Brian Schmetzer celebrates with Seattle's Emerald City Supporters group in 2017 | USA Today Sports
“The ECS, they’re pretty adamant. They’re saying, we're not playing in empty stadiums, we want the games to be in full stadiums, which, they have every right to express that opinion,” he said. “A lot of people are really invested in our team. And so it hurts a little bit, because I'm an ECS member, that we can’t get out there and play in front of our fans.
“But look, I see some of the economic drivers of this,” he added, noting that next month’s tournament can serve as a bridge towards an eventual return to home games down the line. “And I fully support what the league wants to try and do: get games back as soon as it’s safe and as soon as possible.”
It’s an unprecedented situation with few easy or simple answers, and in that regard it fits right into the story of 2020 at large, with complex problems and imperfect choices all around.

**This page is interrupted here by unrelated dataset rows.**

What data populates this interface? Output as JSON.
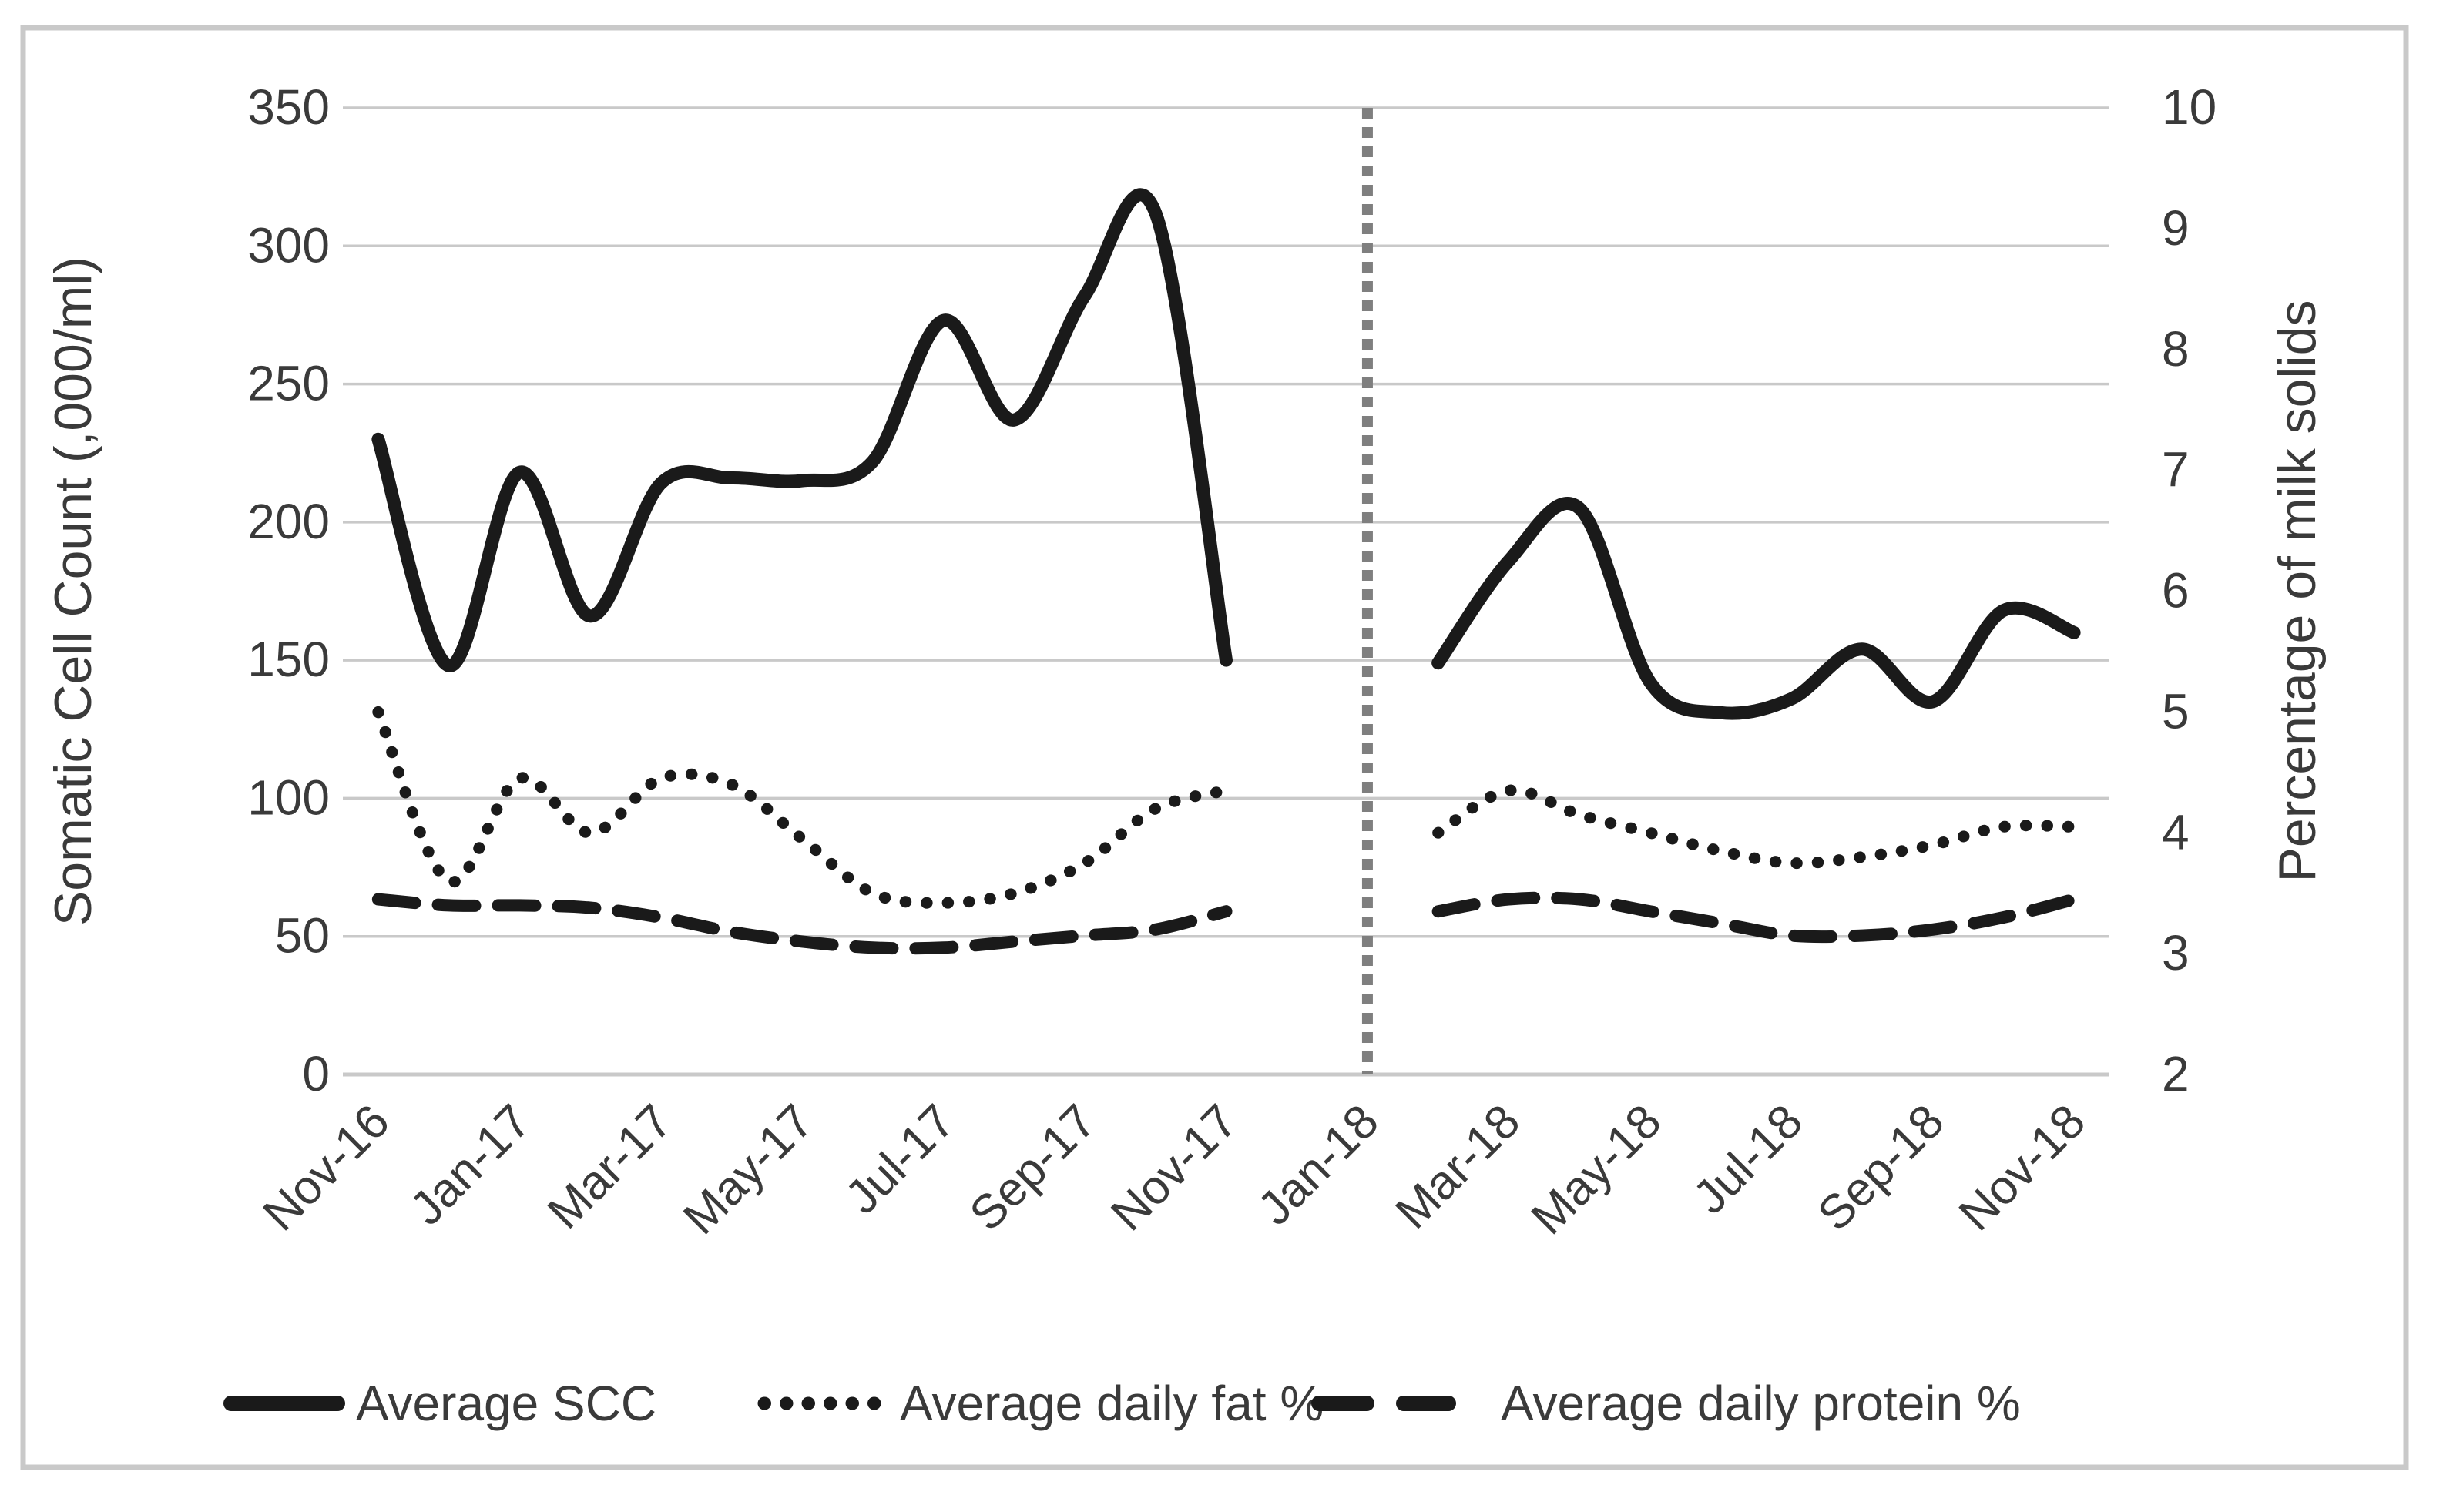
{
  "figure": {
    "background": "#ffffff",
    "border_color": "#c9c9c9"
  },
  "chart_data": {
    "type": "line",
    "title": "",
    "xlabel": "",
    "ylabel_left": "Somatic Cell Count (,000/ml)",
    "ylabel_right": "Percentage of milk solids",
    "ylim_left": [
      0,
      350
    ],
    "ylim_right": [
      2,
      10
    ],
    "yticks_left": [
      350,
      300,
      250,
      200,
      150,
      100,
      50,
      0
    ],
    "yticks_right": [
      10,
      9,
      8,
      7,
      6,
      5,
      4,
      3,
      2
    ],
    "grid": "horizontal",
    "legend_position": "bottom",
    "categories": [
      "Nov-16",
      "Dec-16",
      "Jan-17",
      "Feb-17",
      "Mar-17",
      "Apr-17",
      "May-17",
      "Jun-17",
      "Jul-17",
      "Aug-17",
      "Sep-17",
      "Oct-17",
      "Nov-17",
      "Dec-17",
      "Jan-18",
      "Feb-18",
      "Mar-18",
      "Apr-18",
      "May-18",
      "Jun-18",
      "Jul-18",
      "Aug-18",
      "Sep-18",
      "Oct-18",
      "Nov-18"
    ],
    "x_tick_labels": [
      "Nov-16",
      "Jan-17",
      "Mar-17",
      "May-17",
      "Jul-17",
      "Sep-17",
      "Nov-17",
      "Jan-18",
      "Mar-18",
      "May-18",
      "Jul-18",
      "Sep-18",
      "Nov-18"
    ],
    "separator": {
      "at_category": "Jan-18",
      "style": "dashed-vertical",
      "color": "#7f7f7f"
    },
    "series": [
      {
        "name": "Average SCC",
        "axis": "left",
        "style": "solid",
        "color": "#1a1a1a",
        "values": [
          230,
          148,
          218,
          166,
          214,
          216,
          215,
          222,
          273,
          237,
          282,
          312,
          150,
          null,
          null,
          149,
          186,
          205,
          142,
          131,
          136,
          154,
          135,
          168,
          160
        ]
      },
      {
        "name": "Average daily fat %",
        "axis": "right",
        "style": "dotted",
        "color": "#1a1a1a",
        "values": [
          5.0,
          3.6,
          4.45,
          4.0,
          4.45,
          4.4,
          3.95,
          3.5,
          3.42,
          3.5,
          3.75,
          4.2,
          4.35,
          null,
          null,
          4.0,
          4.35,
          4.15,
          4.0,
          3.85,
          3.75,
          3.8,
          3.9,
          4.05,
          4.05
        ]
      },
      {
        "name": "Average daily protein %",
        "axis": "right",
        "style": "dashed",
        "color": "#1a1a1a",
        "values": [
          3.45,
          3.4,
          3.4,
          3.38,
          3.3,
          3.18,
          3.1,
          3.05,
          3.05,
          3.1,
          3.15,
          3.2,
          3.35,
          null,
          null,
          3.35,
          3.45,
          3.45,
          3.35,
          3.25,
          3.15,
          3.15,
          3.2,
          3.3,
          3.45
        ]
      }
    ],
    "colors": {
      "line": "#1a1a1a",
      "gridline": "#c9c9c9",
      "axis_text": "#3a3a3a",
      "separator": "#7f7f7f"
    }
  }
}
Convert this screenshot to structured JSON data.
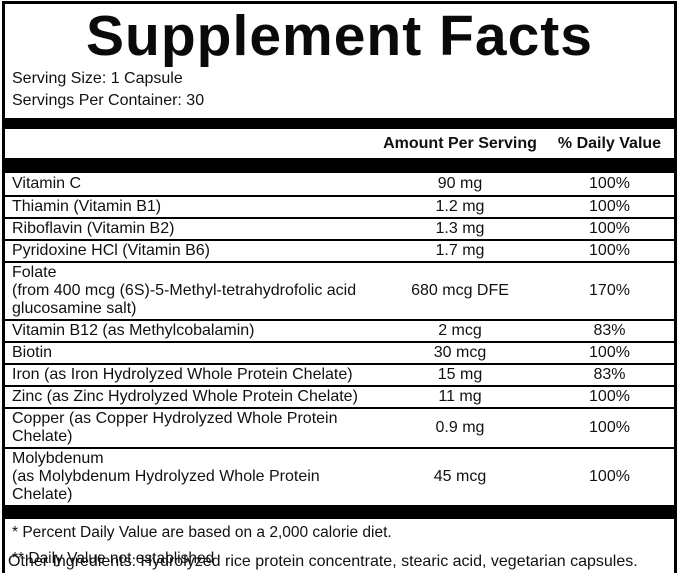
{
  "title": "Supplement Facts",
  "serving": {
    "size": "Serving Size: 1 Capsule",
    "per_container": "Servings Per Container: 30"
  },
  "table": {
    "headers": {
      "amount": "Amount Per Serving",
      "daily_value": "% Daily Value"
    },
    "rows": [
      {
        "name_lines": [
          "Vitamin C"
        ],
        "amount": "90 mg",
        "dv": "100%"
      },
      {
        "name_lines": [
          "Thiamin (Vitamin B1)"
        ],
        "amount": "1.2 mg",
        "dv": "100%"
      },
      {
        "name_lines": [
          "Riboflavin (Vitamin B2)"
        ],
        "amount": "1.3 mg",
        "dv": "100%"
      },
      {
        "name_lines": [
          "Pyridoxine HCl (Vitamin B6)"
        ],
        "amount": "1.7 mg",
        "dv": "100%"
      },
      {
        "name_lines": [
          "Folate",
          "(from 400 mcg (6S)-5-Methyl-tetrahydrofolic acid",
          "glucosamine salt)"
        ],
        "amount": "680 mcg DFE",
        "dv": "170%"
      },
      {
        "name_lines": [
          "Vitamin B12 (as Methylcobalamin)"
        ],
        "amount": "2 mcg",
        "dv": "83%"
      },
      {
        "name_lines": [
          "Biotin"
        ],
        "amount": "30 mcg",
        "dv": "100%"
      },
      {
        "name_lines": [
          "Iron (as Iron Hydrolyzed Whole Protein Chelate)"
        ],
        "amount": "15 mg",
        "dv": "83%"
      },
      {
        "name_lines": [
          "Zinc (as Zinc Hydrolyzed Whole Protein Chelate)"
        ],
        "amount": "11 mg",
        "dv": "100%"
      },
      {
        "name_lines": [
          "Copper (as Copper Hydrolyzed Whole Protein Chelate)"
        ],
        "amount": "0.9 mg",
        "dv": "100%"
      },
      {
        "name_lines": [
          "Molybdenum",
          "(as Molybdenum Hydrolyzed Whole Protein Chelate)"
        ],
        "amount": "45 mcg",
        "dv": "100%"
      }
    ]
  },
  "footnotes": [
    "* Percent Daily Value are based on a 2,000 calorie diet.",
    "** Daily Value not established"
  ],
  "other_ingredients": "Other Ingredients: Hydrolyzed rice protein concentrate, stearic acid, vegetarian capsules.",
  "colors": {
    "border": "#000000",
    "text": "#111111",
    "background": "#ffffff"
  }
}
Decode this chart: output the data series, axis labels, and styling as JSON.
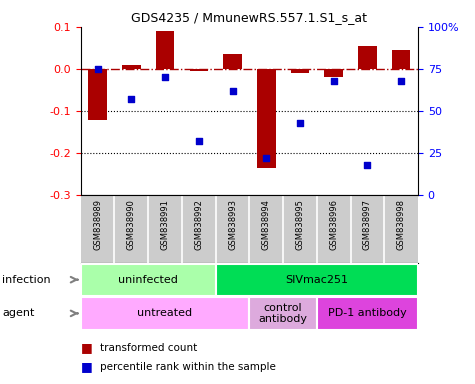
{
  "title": "GDS4235 / MmunewRS.557.1.S1_s_at",
  "samples": [
    "GSM838989",
    "GSM838990",
    "GSM838991",
    "GSM838992",
    "GSM838993",
    "GSM838994",
    "GSM838995",
    "GSM838996",
    "GSM838997",
    "GSM838998"
  ],
  "bar_values": [
    -0.12,
    0.01,
    0.09,
    -0.005,
    0.035,
    -0.235,
    -0.01,
    -0.02,
    0.055,
    0.045
  ],
  "scatter_values": [
    75,
    57,
    70,
    32,
    62,
    22,
    43,
    68,
    18,
    68
  ],
  "bar_color": "#AA0000",
  "scatter_color": "#0000CC",
  "ylim_left": [
    -0.3,
    0.1
  ],
  "ylim_right": [
    0,
    100
  ],
  "yticks_left": [
    0.1,
    0.0,
    -0.1,
    -0.2,
    -0.3
  ],
  "yticks_right": [
    100,
    75,
    50,
    25,
    0
  ],
  "ytick_labels_right": [
    "100%",
    "75",
    "50",
    "25",
    "0"
  ],
  "dotted_lines": [
    -0.1,
    -0.2
  ],
  "infection_groups": [
    {
      "label": "uninfected",
      "start": 0,
      "end": 4,
      "color": "#AAFFAA"
    },
    {
      "label": "SIVmac251",
      "start": 4,
      "end": 10,
      "color": "#00DD55"
    }
  ],
  "agent_groups": [
    {
      "label": "untreated",
      "start": 0,
      "end": 5,
      "color": "#FFAAFF"
    },
    {
      "label": "control\nantibody",
      "start": 5,
      "end": 7,
      "color": "#DDAADD"
    },
    {
      "label": "PD-1 antibody",
      "start": 7,
      "end": 10,
      "color": "#DD44DD"
    }
  ],
  "legend_items": [
    {
      "label": "transformed count",
      "color": "#AA0000"
    },
    {
      "label": "percentile rank within the sample",
      "color": "#0000CC"
    }
  ],
  "infection_label": "infection",
  "agent_label": "agent",
  "sample_bg": "#CCCCCC",
  "background_color": "#FFFFFF"
}
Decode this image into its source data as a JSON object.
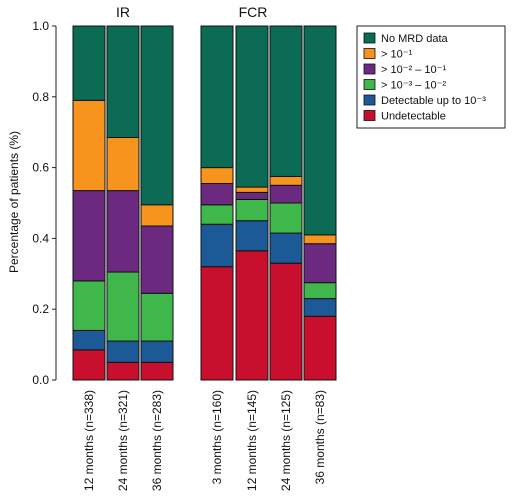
{
  "chart_data": {
    "type": "bar",
    "stacked": true,
    "ylabel": "Percentage of patients (%)",
    "ylim": [
      0,
      1.0
    ],
    "yticks": [
      "0.0",
      "0.2",
      "0.4",
      "0.6",
      "0.8",
      "1.0"
    ],
    "groups": [
      {
        "label": "IR",
        "categories": [
          "12 months (n=338)",
          "24 months (n=321)",
          "36 months (n=283)"
        ]
      },
      {
        "label": "FCR",
        "categories": [
          "3 months (n=160)",
          "12 months (n=145)",
          "24 months (n=125)",
          "36 months (n=83)"
        ]
      }
    ],
    "categories": [
      "12 months (n=338)",
      "24 months (n=321)",
      "36 months (n=283)",
      "3 months (n=160)",
      "12 months (n=145)",
      "24 months (n=125)",
      "36 months (n=83)"
    ],
    "series": [
      {
        "name": "Undetectable",
        "color": "#c8102e",
        "values": [
          0.085,
          0.05,
          0.05,
          0.32,
          0.365,
          0.33,
          0.18
        ]
      },
      {
        "name": "Detectable up to 10⁻³",
        "color": "#1b5a96",
        "values": [
          0.055,
          0.06,
          0.06,
          0.12,
          0.085,
          0.085,
          0.05
        ]
      },
      {
        "name": "> 10⁻³ – 10⁻²",
        "color": "#3fb74a",
        "values": [
          0.14,
          0.195,
          0.135,
          0.055,
          0.06,
          0.085,
          0.045
        ]
      },
      {
        "name": "> 10⁻² – 10⁻¹",
        "color": "#6b2a80",
        "values": [
          0.255,
          0.23,
          0.19,
          0.06,
          0.02,
          0.05,
          0.11
        ]
      },
      {
        "name": "> 10⁻¹",
        "color": "#f7941d",
        "values": [
          0.255,
          0.15,
          0.06,
          0.045,
          0.015,
          0.025,
          0.025
        ]
      },
      {
        "name": "No MRD data",
        "color": "#0b6b54",
        "values": [
          0.21,
          0.315,
          0.505,
          0.4,
          0.455,
          0.425,
          0.59
        ]
      }
    ],
    "legend": {
      "position": "right",
      "entries": [
        "No MRD data",
        "> 10⁻¹",
        "> 10⁻² – 10⁻¹",
        "> 10⁻³ – 10⁻²",
        "Detectable up to 10⁻³",
        "Undetectable"
      ]
    },
    "grid": false
  }
}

“I don't think anybody really truly knows, or is going to know, the scope of this until we actually somehow fix it,” said Schmetzer of the pandemic’s sweeping impact. “There's just so many question marks. And I'll start just with human life and people in general, and the unemployment and people going back to work. And then you talk about the pro sports, and then you talk about MLS, and you talk about all the players. I mean, it's crazy. It's just nuts.
“We're in a weird place in this country at this time.”
Coaches and players tend to be creatures of habit, and the process of adapting their usual routines to a time of social distancing has been a challenge in Seattle and elsewhere around MLS. One particular sacrifice has tested Schmetzer and his wife Kristine more than any other, though.
“We're empty-nesters,” he said. “We have six kids between us. The most painful thing for us is, we just had grandbabies born last July and August, and so we haven't had a chance to really be in contact with our grandchildren as much as we'd like to. So that's really kind of a bummer. But we've been following Governor [Jay] Inslee’s stay-at-home orders, we wear a mask when we’re in the grocery store. We're trying to be respectful of other people's health and we take it seriously.”
Conversely, Schmetzer urges his players and staff with younger children to savor this extra time at home, even with the additional responsibilities it’s entailed, in a trade where long hours and constant travel are the norm.
“People with small children don't know how lucky they are,” he said. “They get to spend a bunch of time with their family. Some of our players, guys on my coaching staff, they haven't been able to come to work and they have to help their kids with their homework, and the homeschooling, and they get to go out, take walks as a family, and that's kind of like a silver lining in this whole dark dilemma.”
When play does finally resume, things are expected to run hot and heavy with a busy slate of matches in a compacted period, so Schmetzer plans to lean heavily on the expertise of the Sounders’ top-of-the-line sports science staff to keep his squad fit and fresh. Meanwhile he and his assistants hope their extra tactical work over these past months will help the defending champs hit the ground running.
“As far as us coaches are concerned, it gave us a little break to just fine-tune the game model that we have,” he explained. “We added Joao Paulo [over the winter], who’s a big piece of our team; how does he fit with Gustav [Svensson], how does he fit with Cristian [Roldan]? How are we going to put Nico [Lodeiro] back in the groove? Yeimar Andrade, how does he fit next to Xavier [Arreaga] or Shane O’Neill? So we've kind of fine-tuned some things in the bigger picture.”
And Schmetzer closes with a message of hope and resilience to the Sounders faithful, capped by the phrase they’ve come to celebrate from their coach.
“Stay safe, stay healthy. Let's have a little bit more patience,” he said. “One of the things I say around here in Seattle is, tough times don't last, but tough people do. And our fans are tough kids. We're going to survive.”